I feel nuts a lot of the time. Assuming I'm right about my orientation, I guess that is just me getting used to the new emotional landscape following the upheaval this past week.

For the first time in my life I'm having fun making smalltalk with cashiers, waiters, waitresses, coworkers, etc. It is very strange. But fun. Making people smile is empowering and makes me smile inside.

I have ups and downs. But I'm basically ok right now. As evidenced by a short post!

thats a good word. :)
Sounds like "moral landscape" by sam harris.
 
well i'am still married with two kids , my wife has told me many times i'am gay lol, I have to say yes i like men and i have a friend for the last 10 years have been with many times, he and i have great sex, but next week he is going down the same path i did and will be getting married!!!! he has told me he is doing it because of his family putting pressure on him to start a family. I regret not going along with my feelings years ago about liking guys.

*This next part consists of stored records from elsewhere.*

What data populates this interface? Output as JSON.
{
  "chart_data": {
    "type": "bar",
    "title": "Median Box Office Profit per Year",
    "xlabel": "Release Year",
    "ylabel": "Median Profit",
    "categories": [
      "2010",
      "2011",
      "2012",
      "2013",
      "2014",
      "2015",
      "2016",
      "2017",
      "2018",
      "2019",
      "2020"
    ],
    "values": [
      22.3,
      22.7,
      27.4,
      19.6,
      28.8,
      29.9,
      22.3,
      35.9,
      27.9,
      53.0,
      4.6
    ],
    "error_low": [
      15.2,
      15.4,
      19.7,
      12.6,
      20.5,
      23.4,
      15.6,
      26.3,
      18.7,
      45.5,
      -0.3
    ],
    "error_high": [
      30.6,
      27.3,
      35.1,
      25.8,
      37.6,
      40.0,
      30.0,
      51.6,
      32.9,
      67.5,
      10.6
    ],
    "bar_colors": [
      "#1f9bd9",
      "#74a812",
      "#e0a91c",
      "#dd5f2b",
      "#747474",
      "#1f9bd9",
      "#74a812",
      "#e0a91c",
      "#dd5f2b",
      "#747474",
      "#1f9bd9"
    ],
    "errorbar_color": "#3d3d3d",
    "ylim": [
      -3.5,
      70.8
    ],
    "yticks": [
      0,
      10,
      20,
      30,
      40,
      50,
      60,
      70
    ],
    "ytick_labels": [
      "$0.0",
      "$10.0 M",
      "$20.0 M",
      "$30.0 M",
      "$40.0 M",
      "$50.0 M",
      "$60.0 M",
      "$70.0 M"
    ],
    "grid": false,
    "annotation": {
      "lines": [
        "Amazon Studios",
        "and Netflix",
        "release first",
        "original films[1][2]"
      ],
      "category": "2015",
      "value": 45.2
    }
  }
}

I think once my kids are out of school me and my wife will split, she keeps telling me that she is unhappy and i should leave! boy there is a lot to think about when you have kids and a wife!
 
Good. Welcome to freedom. It's a lot of hard work. But at least you're not working against yourself now.


:) :) :)
 
well i'am still married with two kids , my wife has told me many times i'am gay lol, I have to say yes i like men and i have a friend for the last 10 years have been with many times, he and i have great sex, but next week he is going down the same path i did and will be getting married!!!! he has told me he is doing it because of his family putting pressure on him to start a family. I regret not going along with my feelings years ago about liking guys. I think once my kids are out of school me and my wife will split, she keeps telling me that she is unhappy and i should leave! boy there is a lot to think about when you have kids and a wife!

So he don't think there would be even more pressure when having a family with kids.
He will regret this.
 
Congratulations on your progress. I wish you the best. I know they're geared for a different demographic, but you should take a look at the "It Gets Better" videos. Some of the stories are very moving and apply to your situation.

Regrading coming out, remember you don't have to do it all at once. Take small steps in your own time. Unless you're going to move in with a partner and start hosting dinner parties, most people don't need to know right away.

Life is about love: being around people you love and who love you. One could argue that Christianity, at its best, is about the same. There are many Episcopal, Congregational, Unitarian and other congregations that believe this as well. You don't need to be around people who hate.